Für ein Ja zu den Gegenvorschlägen und die Initiativen waren die Alternative Linke Winterthur, die Grünen und die SP.

Die Mitte, FDP und SVP warben für ein Nein gegen die Initiativen sowie die Gegenvorschläge

Der Stadtrat lehnte die Initiativen und Gegenvorschläge ab, weil beide unverhältnismässig hohe Kosten und Aufwände verursachen und die Erreichung der ökologischen Ziele gefährden (z. B. den Ausbau der Fernwärme). So die Abstimmungsempfehlung.

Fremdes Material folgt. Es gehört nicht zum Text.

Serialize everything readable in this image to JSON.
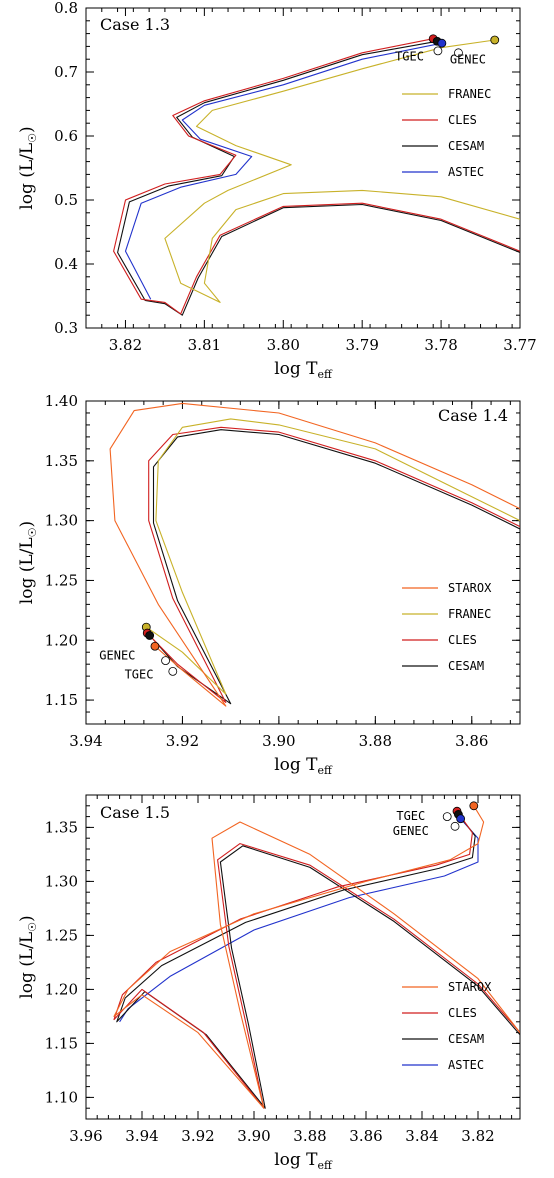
{
  "colors": {
    "STAROX": "#f26522",
    "FRANEC": "#c8b22a",
    "CLES": "#d11f1f",
    "CESAM": "#111111",
    "ASTEC": "#2233cc"
  },
  "chart_data": [
    {
      "type": "line",
      "title": "Case 1.3",
      "xlabel": "log T",
      "xlabel_sub": "eff",
      "ylabel_main": "log (L/L",
      "ylabel_sun": "☉",
      "ylabel_close": ")",
      "xlim": [
        3.825,
        3.77
      ],
      "ylim": [
        0.3,
        0.8
      ],
      "xticks": [
        3.82,
        3.81,
        3.8,
        3.79,
        3.78,
        3.77
      ],
      "xticklabels": [
        "3.82",
        "3.81",
        "3.80",
        "3.79",
        "3.78",
        "3.77"
      ],
      "yticks": [
        0.3,
        0.4,
        0.5,
        0.6,
        0.7,
        0.8
      ],
      "yticklabels": [
        "0.3",
        "0.4",
        "0.5",
        "0.6",
        "0.7",
        "0.8"
      ],
      "legend_position": "right",
      "series": [
        {
          "name": "FRANEC",
          "color_key": "FRANEC",
          "x": [
            3.7732,
            3.78,
            3.79,
            3.8,
            3.809,
            3.811,
            3.806,
            3.799,
            3.807,
            3.81,
            3.815,
            3.813,
            3.808,
            3.81,
            3.809,
            3.806,
            3.8,
            3.79,
            3.78,
            3.77
          ],
          "y": [
            0.75,
            0.738,
            0.705,
            0.67,
            0.64,
            0.615,
            0.585,
            0.555,
            0.515,
            0.495,
            0.44,
            0.37,
            0.34,
            0.37,
            0.44,
            0.485,
            0.51,
            0.515,
            0.505,
            0.47
          ]
        },
        {
          "name": "CLES",
          "color_key": "CLES",
          "x": [
            3.781,
            3.79,
            3.8,
            3.81,
            3.814,
            3.812,
            3.806,
            3.808,
            3.815,
            3.82,
            3.8215,
            3.818,
            3.815,
            3.813,
            3.811,
            3.808,
            3.8,
            3.79,
            3.78,
            3.77
          ],
          "y": [
            0.752,
            0.73,
            0.69,
            0.655,
            0.632,
            0.6,
            0.57,
            0.54,
            0.525,
            0.5,
            0.42,
            0.345,
            0.34,
            0.322,
            0.38,
            0.445,
            0.49,
            0.495,
            0.47,
            0.42
          ]
        },
        {
          "name": "CESAM",
          "color_key": "CESAM",
          "x": [
            3.7805,
            3.79,
            3.8,
            3.81,
            3.8135,
            3.8115,
            3.8062,
            3.8078,
            3.8145,
            3.8195,
            3.821,
            3.8175,
            3.815,
            3.8128,
            3.8108,
            3.8078,
            3.8,
            3.79,
            3.78,
            3.77
          ],
          "y": [
            0.748,
            0.727,
            0.687,
            0.652,
            0.629,
            0.598,
            0.568,
            0.538,
            0.522,
            0.497,
            0.418,
            0.343,
            0.338,
            0.32,
            0.378,
            0.443,
            0.488,
            0.493,
            0.468,
            0.418
          ]
        },
        {
          "name": "ASTEC",
          "color_key": "ASTEC",
          "x": [
            3.7799,
            3.79,
            3.8,
            3.81,
            3.8128,
            3.8105,
            3.804,
            3.806,
            3.813,
            3.818,
            3.82,
            3.8168
          ],
          "y": [
            0.745,
            0.72,
            0.68,
            0.648,
            0.625,
            0.595,
            0.568,
            0.54,
            0.52,
            0.495,
            0.42,
            0.345
          ]
        }
      ],
      "endpoints": [
        {
          "series": "FRANEC",
          "x": 3.7732,
          "y": 0.75,
          "filled": true
        },
        {
          "series": "CLES",
          "x": 3.781,
          "y": 0.752,
          "filled": true
        },
        {
          "series": "CESAM",
          "x": 3.7805,
          "y": 0.748,
          "filled": true
        },
        {
          "series": "ASTEC",
          "x": 3.7799,
          "y": 0.745,
          "filled": true
        },
        {
          "series": "TGEC",
          "x": 3.7804,
          "y": 0.733,
          "filled": false
        },
        {
          "series": "GENEC",
          "x": 3.7778,
          "y": 0.73,
          "filled": false
        }
      ],
      "annotations": [
        {
          "text": "TGEC",
          "x": 3.784,
          "y": 0.718
        },
        {
          "text": "GENEC",
          "x": 3.7766,
          "y": 0.713
        }
      ],
      "legend": [
        "FRANEC",
        "CLES",
        "CESAM",
        "ASTEC"
      ]
    },
    {
      "type": "line",
      "title": "Case 1.4",
      "xlabel": "log T",
      "xlabel_sub": "eff",
      "ylabel_main": "log (L/L",
      "ylabel_sun": "☉",
      "ylabel_close": ")",
      "xlim": [
        3.94,
        3.85
      ],
      "ylim": [
        1.13,
        1.4
      ],
      "xticks": [
        3.94,
        3.92,
        3.9,
        3.88,
        3.86
      ],
      "xticklabels": [
        "3.94",
        "3.92",
        "3.90",
        "3.88",
        "3.86"
      ],
      "yticks": [
        1.15,
        1.2,
        1.25,
        1.3,
        1.35,
        1.4
      ],
      "yticklabels": [
        "1.15",
        "1.20",
        "1.25",
        "1.30",
        "1.35",
        "1.40"
      ],
      "legend_position": "right",
      "series": [
        {
          "name": "STAROX",
          "color_key": "STAROX",
          "x": [
            3.9257,
            3.92,
            3.911,
            3.925,
            3.934,
            3.935,
            3.93,
            3.92,
            3.9,
            3.88,
            3.86,
            3.85
          ],
          "y": [
            1.195,
            1.175,
            1.145,
            1.23,
            1.3,
            1.36,
            1.392,
            1.398,
            1.39,
            1.365,
            1.33,
            1.31
          ]
        },
        {
          "name": "FRANEC",
          "color_key": "FRANEC",
          "x": [
            3.9275,
            3.92,
            3.911,
            3.92,
            3.9255,
            3.925,
            3.92,
            3.91,
            3.9,
            3.88,
            3.86,
            3.85
          ],
          "y": [
            1.211,
            1.19,
            1.155,
            1.24,
            1.3,
            1.35,
            1.378,
            1.385,
            1.38,
            1.36,
            1.32,
            1.3
          ]
        },
        {
          "name": "CLES",
          "color_key": "CLES",
          "x": [
            3.9273,
            3.921,
            3.911,
            3.922,
            3.927,
            3.927,
            3.922,
            3.912,
            3.9,
            3.88,
            3.86,
            3.85
          ],
          "y": [
            1.206,
            1.18,
            1.148,
            1.235,
            1.3,
            1.35,
            1.372,
            1.378,
            1.374,
            1.35,
            1.315,
            1.295
          ]
        },
        {
          "name": "CESAM",
          "color_key": "CESAM",
          "x": [
            3.927,
            3.921,
            3.91,
            3.921,
            3.926,
            3.926,
            3.921,
            3.912,
            3.9,
            3.88,
            3.86,
            3.85
          ],
          "y": [
            1.205,
            1.178,
            1.147,
            1.233,
            1.298,
            1.345,
            1.37,
            1.376,
            1.372,
            1.348,
            1.313,
            1.293
          ]
        }
      ],
      "endpoints": [
        {
          "series": "FRANEC",
          "x": 3.9275,
          "y": 1.211,
          "filled": true
        },
        {
          "series": "CLES",
          "x": 3.9273,
          "y": 1.206,
          "filled": true
        },
        {
          "series": "CESAM",
          "x": 3.9268,
          "y": 1.204,
          "filled": true
        },
        {
          "series": "STAROX",
          "x": 3.9257,
          "y": 1.195,
          "filled": true
        },
        {
          "series": "GENEC",
          "x": 3.9235,
          "y": 1.183,
          "filled": false
        },
        {
          "series": "TGEC",
          "x": 3.922,
          "y": 1.174,
          "filled": false
        }
      ],
      "annotations": [
        {
          "text": "GENEC",
          "x": 3.9335,
          "y": 1.184
        },
        {
          "text": "TGEC",
          "x": 3.929,
          "y": 1.168
        }
      ],
      "legend": [
        "STAROX",
        "FRANEC",
        "CLES",
        "CESAM"
      ]
    },
    {
      "type": "line",
      "title": "Case 1.5",
      "xlabel": "log T",
      "xlabel_sub": "eff",
      "ylabel_main": "log (L/L",
      "ylabel_sun": "☉",
      "ylabel_close": ")",
      "xlim": [
        3.96,
        3.805
      ],
      "ylim": [
        1.08,
        1.38
      ],
      "xticks": [
        3.96,
        3.94,
        3.92,
        3.9,
        3.88,
        3.86,
        3.84,
        3.82
      ],
      "xticklabels": [
        "3.96",
        "3.94",
        "3.92",
        "3.90",
        "3.88",
        "3.86",
        "3.84",
        "3.82"
      ],
      "yticks": [
        1.1,
        1.15,
        1.2,
        1.25,
        1.3,
        1.35
      ],
      "yticklabels": [
        "1.10",
        "1.15",
        "1.20",
        "1.25",
        "1.30",
        "1.35"
      ],
      "legend_position": "right",
      "series": [
        {
          "name": "STAROX",
          "color_key": "STAROX",
          "x": [
            3.8215,
            3.818,
            3.82,
            3.83,
            3.86,
            3.9,
            3.93,
            3.945,
            3.95,
            3.94,
            3.92,
            3.8965,
            3.905,
            3.912,
            3.915,
            3.905,
            3.88,
            3.85,
            3.82,
            3.805
          ],
          "y": [
            1.37,
            1.355,
            1.335,
            1.32,
            1.3,
            1.27,
            1.235,
            1.2,
            1.175,
            1.195,
            1.16,
            1.09,
            1.18,
            1.26,
            1.34,
            1.355,
            1.325,
            1.27,
            1.21,
            1.16
          ]
        },
        {
          "name": "CLES",
          "color_key": "CLES",
          "x": [
            3.8275,
            3.822,
            3.823,
            3.835,
            3.87,
            3.905,
            3.935,
            3.947,
            3.95,
            3.94,
            3.918,
            3.8965,
            3.903,
            3.909,
            3.913,
            3.905,
            3.88,
            3.85,
            3.82,
            3.805
          ],
          "y": [
            1.365,
            1.345,
            1.325,
            1.315,
            1.295,
            1.265,
            1.225,
            1.195,
            1.172,
            1.2,
            1.16,
            1.09,
            1.17,
            1.24,
            1.32,
            1.335,
            1.315,
            1.265,
            1.205,
            1.16
          ]
        },
        {
          "name": "CESAM",
          "color_key": "CESAM",
          "x": [
            3.827,
            3.821,
            3.822,
            3.834,
            3.868,
            3.903,
            3.933,
            3.946,
            3.949,
            3.939,
            3.917,
            3.896,
            3.902,
            3.908,
            3.912,
            3.904,
            3.88,
            3.85,
            3.82,
            3.805
          ],
          "y": [
            1.362,
            1.342,
            1.322,
            1.312,
            1.292,
            1.262,
            1.222,
            1.192,
            1.17,
            1.198,
            1.158,
            1.09,
            1.168,
            1.238,
            1.318,
            1.333,
            1.313,
            1.263,
            1.203,
            1.158
          ]
        },
        {
          "name": "ASTEC",
          "color_key": "ASTEC",
          "x": [
            3.8262,
            3.82,
            3.82,
            3.832,
            3.866,
            3.9,
            3.93,
            3.945,
            3.948
          ],
          "y": [
            1.358,
            1.34,
            1.318,
            1.305,
            1.285,
            1.255,
            1.212,
            1.182,
            1.17
          ]
        }
      ],
      "endpoints": [
        {
          "series": "STAROX",
          "x": 3.8215,
          "y": 1.37,
          "filled": true
        },
        {
          "series": "CLES",
          "x": 3.8275,
          "y": 1.365,
          "filled": true
        },
        {
          "series": "CESAM",
          "x": 3.827,
          "y": 1.362,
          "filled": true
        },
        {
          "series": "ASTEC",
          "x": 3.8262,
          "y": 1.358,
          "filled": true
        },
        {
          "series": "TGEC",
          "x": 3.831,
          "y": 1.36,
          "filled": false
        },
        {
          "series": "GENEC",
          "x": 3.8282,
          "y": 1.351,
          "filled": false
        }
      ],
      "annotations": [
        {
          "text": "TGEC",
          "x": 3.844,
          "y": 1.357
        },
        {
          "text": "GENEC",
          "x": 3.844,
          "y": 1.343
        }
      ],
      "legend": [
        "STAROX",
        "CLES",
        "CESAM",
        "ASTEC"
      ]
    }
  ]
}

Für die Gegenvorschläge aber gegen die Stadtklima-Initiativen waren die GLP und EVP.

Doch was heisst das konkret? In Winterthur entstehen neue Grünflächen im Umfang von 5’300 Quadratmetern pro Jahr und es werden insgesamt 500 Bäume gepflanzt. Hinzukommen jährlich 11’300 Quadratmeter Strasse, die anstatt von Autos von Fussgängern, Velofahrerinnen und ÖV genutzt werden. Das sind 250’000 Quadratmeter Strasse, was etwa 35 Fussballfeldern entspricht. Die genauen Details zur Umsetzung müssten allerdings noch ausgearbeitet werden, so Meier.

Jetzt Zürich

Bereits im September beschäftigt die Stadtklima-Initiative die Stadtzürcher Bevölkerung. Auch hier sieht der Stadtrat die Vorstellungen der Initianten als zu umfangreich an und legt zwei Gegenvorschläge vor.

Diese sehen vor: Innerhalb von 10 Jahren sollen in Zürich 462 000 Quadratmeter Strassenfläche für Fussgänger, Velos und ÖV umgewandelt werden. Weitere 145 000 Quadratmeter Strasse sollen für Bäume und Grünflächen genützt werden. Damit trifft Zürich immer noch die Bedürfnisse der Initianten. Umverkehr hat in der Limmatstadt die Stadtklima-Initiative zurückgezogen.